Germany is making slow but steady progress where integration policies are concerned, but there's still much left to be done, fresh data shows.
The Migrant Integration Policy Index (MIPEX) study compares how successfully immigrants are integrated in 38 industrial nations. The study uses almost 150 indicators to measure policies in all 28 EU member states, the US, Australia, Japan, Turkey and other industrialized nations. That, the Migration Policy Group (MPG) website explains, helps "to create a rich, multi-dimensional picture of migrants' opportunities to participate in society."
The authors of the new MIPEX study - the fourth since 2004 - commend Germany for making "slow but steady progress on providing equal rights and greater support."
Germany did better this time, reaching 61 out of a total of 100 points - three more than the last report in 2011 - and scoring well above the Western European average of 52 points.
Among its improvements was the passing of a law in 2012 making easier the process by which foreign professional qualifications are officially recognized.

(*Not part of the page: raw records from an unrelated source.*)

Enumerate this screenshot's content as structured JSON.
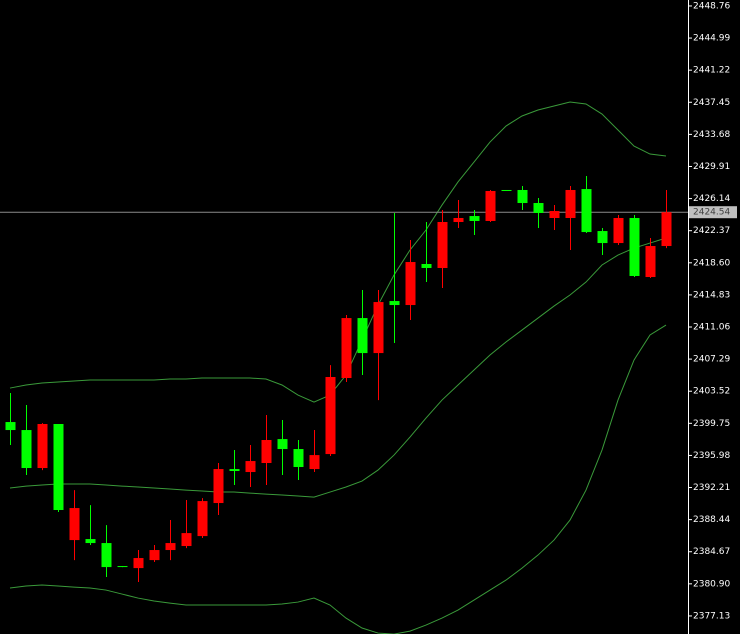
{
  "chart_data": {
    "type": "candlestick",
    "up_color": "#ff0000",
    "down_color": "#00ff00",
    "open": [
      2399.9,
      2398.96,
      2394.5,
      2399.67,
      2386.04,
      2386.16,
      2385.69,
      2382.99,
      2382.75,
      2383.69,
      2384.87,
      2385.34,
      2386.51,
      2390.39,
      2394.38,
      2394.03,
      2395.09,
      2397.9,
      2396.73,
      2394.38,
      2396.14,
      2405.07,
      2412.11,
      2408.0,
      2414.11,
      2413.64,
      2418.46,
      2417.99,
      2423.39,
      2424.09,
      2423.51,
      2427.15,
      2427.15,
      2425.62,
      2423.86,
      2423.86,
      2427.26,
      2422.33,
      2420.92,
      2423.86,
      2416.93,
      2420.57
    ],
    "high": [
      2403.31,
      2401.9,
      2399.78,
      2399.67,
      2391.91,
      2390.15,
      2387.8,
      2382.99,
      2384.87,
      2385.46,
      2388.39,
      2390.74,
      2390.97,
      2395.09,
      2396.61,
      2397.2,
      2400.72,
      2400.14,
      2397.79,
      2398.96,
      2406.59,
      2412.47,
      2415.4,
      2415.4,
      2424.45,
      2421.27,
      2423.39,
      2424.8,
      2425.97,
      2424.8,
      2427.15,
      2427.15,
      2427.62,
      2426.21,
      2425.38,
      2427.62,
      2428.79,
      2422.68,
      2424.21,
      2424.21,
      2421.51,
      2427.15
    ],
    "low": [
      2397.2,
      2393.68,
      2394.26,
      2389.33,
      2383.69,
      2385.46,
      2381.7,
      2382.87,
      2381.11,
      2383.46,
      2383.69,
      2385.1,
      2386.28,
      2388.98,
      2392.5,
      2392.27,
      2392.5,
      2393.68,
      2393.09,
      2394.03,
      2395.91,
      2404.6,
      2405.42,
      2402.48,
      2409.18,
      2411.88,
      2416.34,
      2415.64,
      2422.68,
      2421.86,
      2423.39,
      2427.03,
      2424.8,
      2422.68,
      2422.45,
      2420.1,
      2422.1,
      2419.51,
      2420.69,
      2416.93,
      2416.81,
      2420.33
    ],
    "close": [
      2398.96,
      2394.5,
      2399.67,
      2389.57,
      2389.8,
      2385.69,
      2382.87,
      2382.87,
      2383.93,
      2384.87,
      2385.69,
      2386.86,
      2390.62,
      2394.38,
      2394.15,
      2395.32,
      2397.79,
      2396.73,
      2394.62,
      2396.02,
      2405.19,
      2412.11,
      2408.0,
      2413.99,
      2413.64,
      2418.69,
      2417.99,
      2423.39,
      2423.86,
      2423.51,
      2427.03,
      2427.03,
      2425.62,
      2424.45,
      2424.68,
      2427.15,
      2422.21,
      2420.92,
      2423.86,
      2417.05,
      2420.57,
      2424.54
    ],
    "overlays": [
      {
        "color": "#3a9a3a",
        "values": [
          2403.89,
          2404.25,
          2404.48,
          2404.6,
          2404.72,
          2404.83,
          2404.83,
          2404.83,
          2404.83,
          2404.83,
          2404.95,
          2404.95,
          2405.07,
          2405.07,
          2405.07,
          2405.07,
          2404.95,
          2404.25,
          2403.07,
          2402.25,
          2403.07,
          2405.42,
          2409.53,
          2413.64,
          2417.16,
          2420.1,
          2422.45,
          2425.38,
          2428.09,
          2430.43,
          2432.78,
          2434.66,
          2435.84,
          2436.54,
          2437.01,
          2437.48,
          2437.25,
          2436.07,
          2434.19,
          2432.31,
          2431.37,
          2431.14
        ]
      },
      {
        "color": "#3a9a3a",
        "values": [
          2392.15,
          2392.38,
          2392.5,
          2392.62,
          2392.62,
          2392.62,
          2392.5,
          2392.38,
          2392.27,
          2392.15,
          2392.03,
          2391.91,
          2391.8,
          2391.68,
          2391.68,
          2391.56,
          2391.44,
          2391.33,
          2391.21,
          2391.09,
          2391.68,
          2392.27,
          2392.97,
          2394.26,
          2396.02,
          2398.14,
          2400.37,
          2402.48,
          2404.25,
          2406.01,
          2407.77,
          2409.3,
          2410.7,
          2412.11,
          2413.52,
          2414.82,
          2416.34,
          2418.34,
          2419.51,
          2420.33,
          2420.92,
          2421.51
        ]
      },
      {
        "color": "#3a9a3a",
        "values": [
          2380.41,
          2380.64,
          2380.76,
          2380.64,
          2380.52,
          2380.41,
          2380.17,
          2379.7,
          2379.23,
          2378.88,
          2378.64,
          2378.41,
          2378.41,
          2378.41,
          2378.41,
          2378.41,
          2378.41,
          2378.53,
          2378.76,
          2379.23,
          2378.41,
          2376.88,
          2375.71,
          2375.12,
          2375.0,
          2375.35,
          2376.06,
          2376.88,
          2377.82,
          2379.0,
          2380.17,
          2381.34,
          2382.75,
          2384.28,
          2386.04,
          2388.39,
          2391.91,
          2396.61,
          2402.48,
          2407.18,
          2410.12,
          2411.29
        ]
      }
    ],
    "last_price": 2424.54,
    "ylim": [
      2375.01,
      2449.46
    ],
    "yticks": [
      2448.76,
      2444.99,
      2441.22,
      2437.45,
      2433.68,
      2429.91,
      2426.14,
      2422.37,
      {
        "value": 2418.6,
        "label": "2418.60"
      },
      2414.83,
      2411.06,
      2407.29,
      2403.52,
      2399.75,
      2395.98,
      2392.21,
      2388.44,
      2384.67,
      {
        "value": 2380.9,
        "label": "2380.90"
      },
      2377.13
    ]
  }
}
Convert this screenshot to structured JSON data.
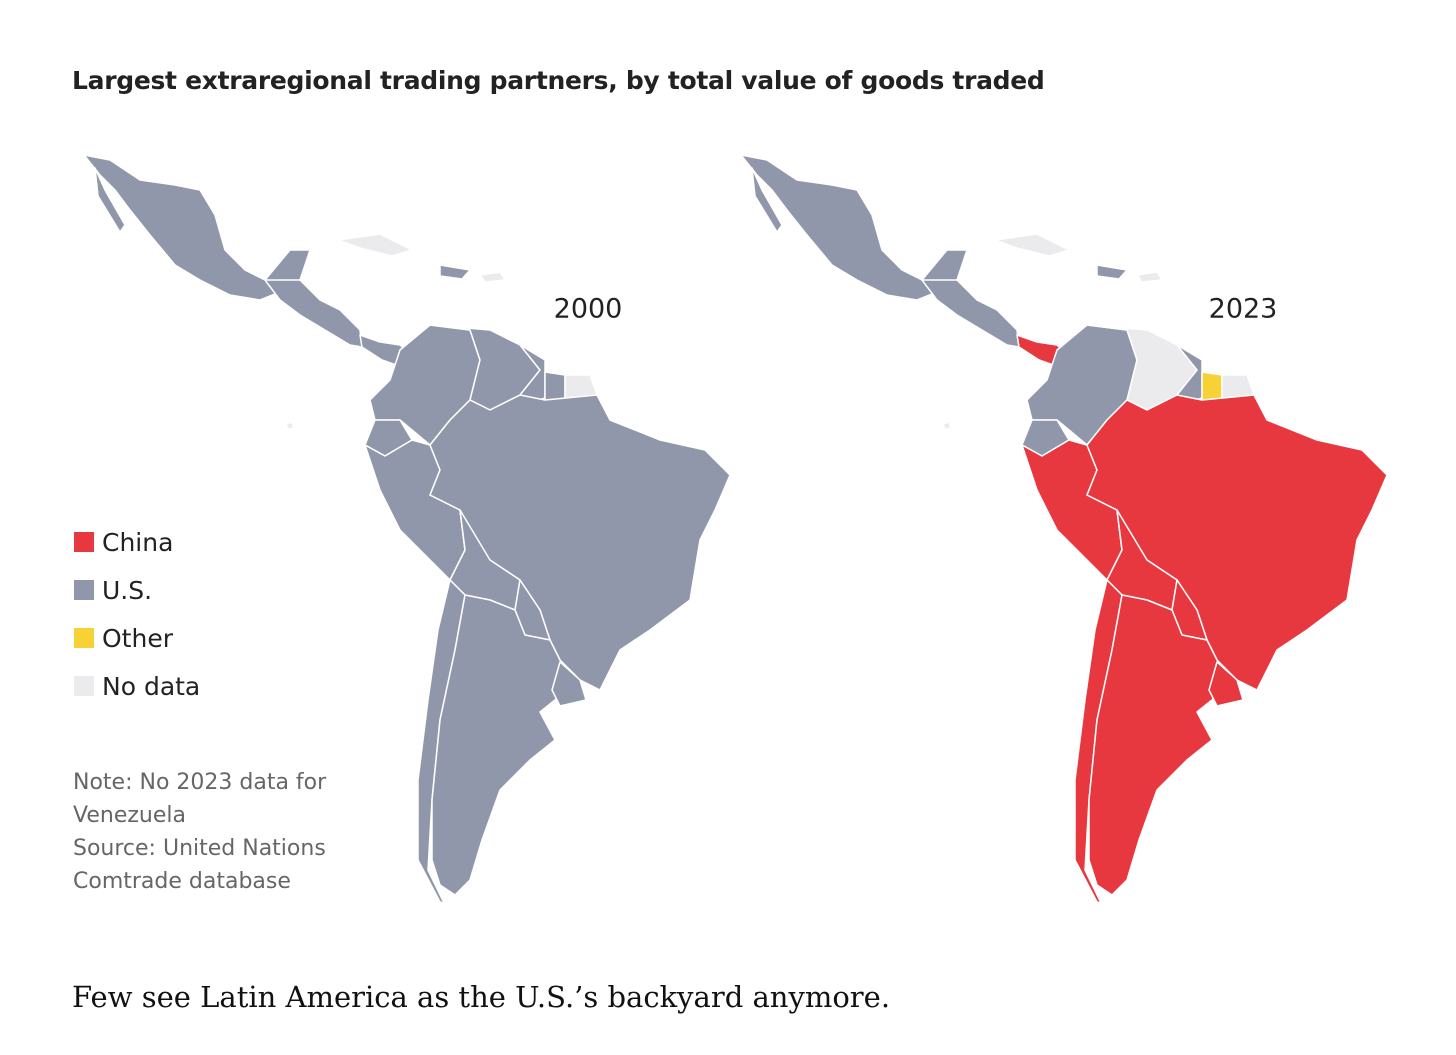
{
  "header": {
    "title": "Largest extraregional trading partners, by total value of goods traded"
  },
  "maps": [
    {
      "label": "2000"
    },
    {
      "label": "2023"
    }
  ],
  "legend": {
    "items": [
      {
        "label": "China",
        "color": "#e8383f"
      },
      {
        "label": "U.S.",
        "color": "#9197ab"
      },
      {
        "label": "Other",
        "color": "#f7d235"
      },
      {
        "label": "No data",
        "color": "#ebebed"
      }
    ]
  },
  "note": "Note: No 2023 data for Venezuela",
  "source": "Source: United Nations Comtrade database",
  "caption": "Few see Latin America as the U.S.’s backyard anymore."
}
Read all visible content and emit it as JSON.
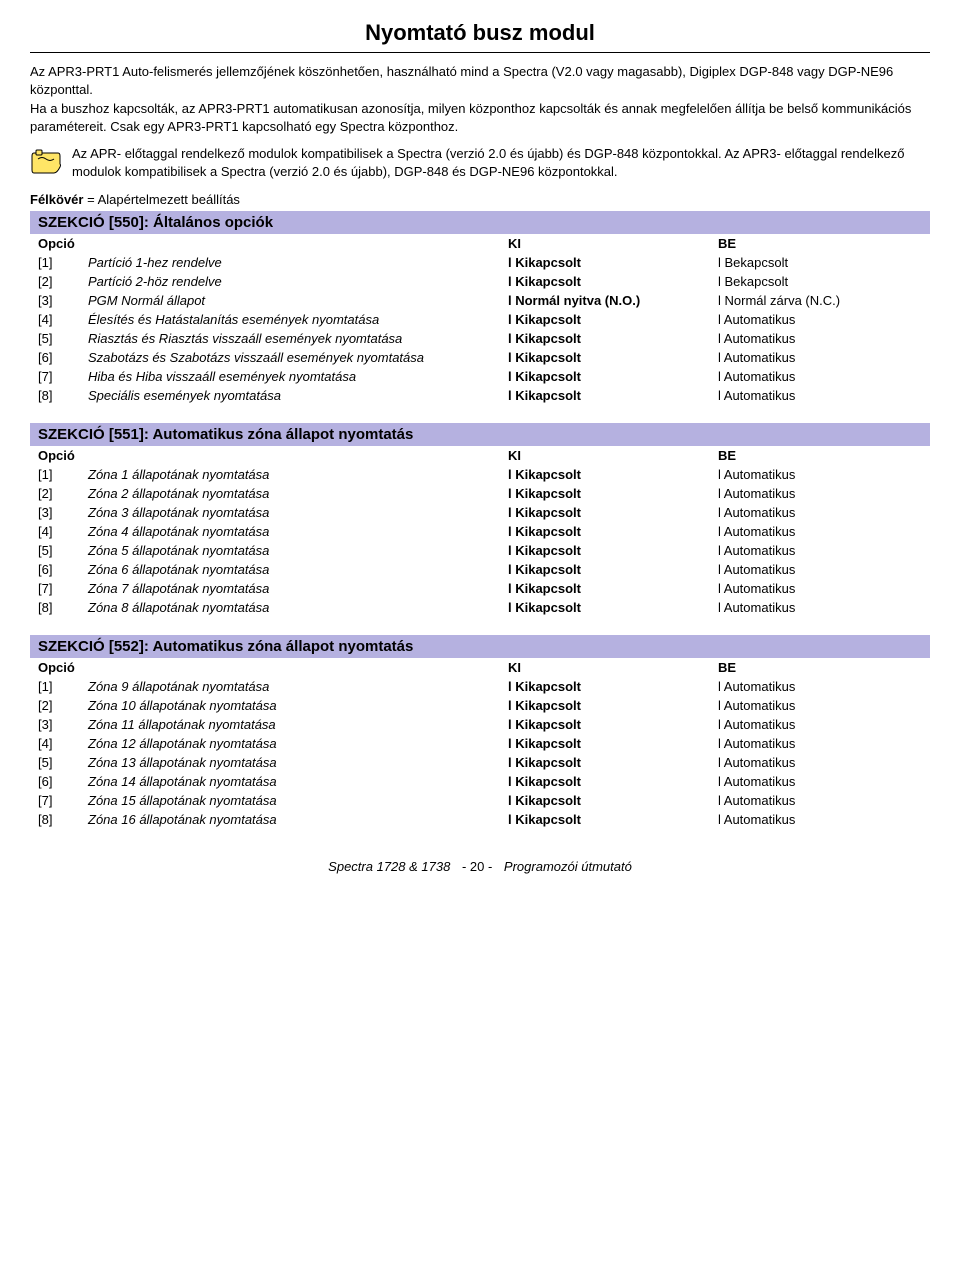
{
  "title": "Nyomtató busz modul",
  "intro": {
    "p1": "Az APR3-PRT1 Auto-felismerés jellemzőjének köszönhetően, használható mind a Spectra (V2.0 vagy magasabb), Digiplex DGP-848 vagy DGP-NE96 központtal.",
    "p2": "Ha a buszhoz kapcsolták, az APR3-PRT1 automatikusan azonosítja, milyen központhoz kapcsolták és annak megfelelően állítja be belső kommunikációs paramétereit. Csak egy APR3-PRT1 kapcsolható egy Spectra központhoz."
  },
  "note": "Az APR- előtaggal rendelkező modulok kompatibilisek a Spectra (verzió 2.0 és újabb) és DGP-848 központokkal. Az APR3- előtaggal rendelkező modulok kompatibilisek a Spectra (verzió 2.0 és újabb), DGP-848 és DGP-NE96 központokkal.",
  "defaults_line_prefix": "Félkövér",
  "defaults_line_rest": " = Alapértelmezett beállítás",
  "hdr": {
    "opt": "Opció",
    "ki": "KI",
    "be": "BE"
  },
  "l_prefix": "l ",
  "sec550": {
    "title": "SZEKCIÓ [550]: Általános opciók",
    "rows": [
      {
        "num": "[1]",
        "desc": "Partíció 1-hez rendelve",
        "ki": "Kikapcsolt",
        "ki_bold": true,
        "be": "Bekapcsolt",
        "be_bold": false
      },
      {
        "num": "[2]",
        "desc": "Partíció 2-höz rendelve",
        "ki": "Kikapcsolt",
        "ki_bold": true,
        "be": "Bekapcsolt",
        "be_bold": false
      },
      {
        "num": "[3]",
        "desc": "PGM Normál állapot",
        "ki": "Normál nyitva (N.O.)",
        "ki_bold": true,
        "be": "Normál zárva (N.C.)",
        "be_bold": false
      },
      {
        "num": "[4]",
        "desc": "Élesítés és Hatástalanítás események nyomtatása",
        "ki": "Kikapcsolt",
        "ki_bold": true,
        "be": "Automatikus",
        "be_bold": false
      },
      {
        "num": "[5]",
        "desc": "Riasztás és Riasztás visszaáll események nyomtatása",
        "ki": "Kikapcsolt",
        "ki_bold": true,
        "be": "Automatikus",
        "be_bold": false
      },
      {
        "num": "[6]",
        "desc": "Szabotázs és Szabotázs visszaáll események nyomtatása",
        "ki": "Kikapcsolt",
        "ki_bold": true,
        "be": "Automatikus",
        "be_bold": false
      },
      {
        "num": "[7]",
        "desc": "Hiba és Hiba visszaáll események nyomtatása",
        "ki": "Kikapcsolt",
        "ki_bold": true,
        "be": "Automatikus",
        "be_bold": false
      },
      {
        "num": "[8]",
        "desc": "Speciális események nyomtatása",
        "ki": "Kikapcsolt",
        "ki_bold": true,
        "be": "Automatikus",
        "be_bold": false
      }
    ]
  },
  "sec551": {
    "title": "SZEKCIÓ [551]: Automatikus zóna állapot nyomtatás",
    "rows": [
      {
        "num": "[1]",
        "desc": "Zóna 1 állapotának nyomtatása",
        "ki": "Kikapcsolt",
        "ki_bold": true,
        "be": "Automatikus",
        "be_bold": false
      },
      {
        "num": "[2]",
        "desc": "Zóna 2 állapotának nyomtatása",
        "ki": "Kikapcsolt",
        "ki_bold": true,
        "be": "Automatikus",
        "be_bold": false
      },
      {
        "num": "[3]",
        "desc": "Zóna 3 állapotának nyomtatása",
        "ki": "Kikapcsolt",
        "ki_bold": true,
        "be": "Automatikus",
        "be_bold": false
      },
      {
        "num": "[4]",
        "desc": "Zóna 4 állapotának nyomtatása",
        "ki": "Kikapcsolt",
        "ki_bold": true,
        "be": "Automatikus",
        "be_bold": false
      },
      {
        "num": "[5]",
        "desc": "Zóna 5 állapotának nyomtatása",
        "ki": "Kikapcsolt",
        "ki_bold": true,
        "be": "Automatikus",
        "be_bold": false
      },
      {
        "num": "[6]",
        "desc": "Zóna 6 állapotának nyomtatása",
        "ki": "Kikapcsolt",
        "ki_bold": true,
        "be": "Automatikus",
        "be_bold": false
      },
      {
        "num": "[7]",
        "desc": "Zóna 7 állapotának nyomtatása",
        "ki": "Kikapcsolt",
        "ki_bold": true,
        "be": "Automatikus",
        "be_bold": false
      },
      {
        "num": "[8]",
        "desc": "Zóna 8 állapotának nyomtatása",
        "ki": "Kikapcsolt",
        "ki_bold": true,
        "be": "Automatikus",
        "be_bold": false
      }
    ]
  },
  "sec552": {
    "title": "SZEKCIÓ [552]: Automatikus zóna állapot nyomtatás",
    "rows": [
      {
        "num": "[1]",
        "desc": "Zóna 9 állapotának nyomtatása",
        "ki": "Kikapcsolt",
        "ki_bold": true,
        "be": "Automatikus",
        "be_bold": false
      },
      {
        "num": "[2]",
        "desc": "Zóna 10 állapotának nyomtatása",
        "ki": "Kikapcsolt",
        "ki_bold": true,
        "be": "Automatikus",
        "be_bold": false
      },
      {
        "num": "[3]",
        "desc": "Zóna 11 állapotának nyomtatása",
        "ki": "Kikapcsolt",
        "ki_bold": true,
        "be": "Automatikus",
        "be_bold": false
      },
      {
        "num": "[4]",
        "desc": "Zóna 12 állapotának nyomtatása",
        "ki": "Kikapcsolt",
        "ki_bold": true,
        "be": "Automatikus",
        "be_bold": false
      },
      {
        "num": "[5]",
        "desc": "Zóna 13 állapotának nyomtatása",
        "ki": "Kikapcsolt",
        "ki_bold": true,
        "be": "Automatikus",
        "be_bold": false
      },
      {
        "num": "[6]",
        "desc": "Zóna 14 állapotának nyomtatása",
        "ki": "Kikapcsolt",
        "ki_bold": true,
        "be": "Automatikus",
        "be_bold": false
      },
      {
        "num": "[7]",
        "desc": "Zóna 15 állapotának nyomtatása",
        "ki": "Kikapcsolt",
        "ki_bold": true,
        "be": "Automatikus",
        "be_bold": false
      },
      {
        "num": "[8]",
        "desc": "Zóna 16 állapotának nyomtatása",
        "ki": "Kikapcsolt",
        "ki_bold": true,
        "be": "Automatikus",
        "be_bold": false
      }
    ]
  },
  "footer": {
    "left": "Spectra 1728 & 1738",
    "page": "- 20 -",
    "right": "Programozói útmutató"
  },
  "colors": {
    "header_bg": "#b5b1e0",
    "text": "#000000",
    "icon_border": "#000000",
    "icon_fill": "#ffe566"
  }
}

In terms of job opportunities, Germany came in fourth along with Canada, which has a much longer history of migration. According to the report, 78 percent of immigrants in Germany have jobs.
Labor market mobility
But Germany did less well concerning equality in the workplace. It is just as difficult for immigrants to take their employers to court over workplace discrimination as in the Czech Republic or Turkey, the study's authors say.
Citizenship laws get a mixed assessment in the study. The relative ease with which one can get citizenship in Germany is mentioned as a positive aspect - here, Germany ranked third - but the fact that immigrant children can only get a second nationality under certain conditions is seen as far too restrictive.
Germany is the only major industrialized nation that has not yet embraced dual nationality.
Germany is also criticized for restrictions placed on entire families moving to the country together. Again, laws are too restrictive, the study says, and give the term 'family' too narrow a definition. Health policies for migrants are also lacking, the study says: in this category, Germany ranks 22nd and therefore beneath the Western European average.
The MIPEX authors urge Germany to take a fundamentally different stance on how it develops immigration and integration strategies: "Integration policies must be a responsibility of ministries not mainly involved with security policies."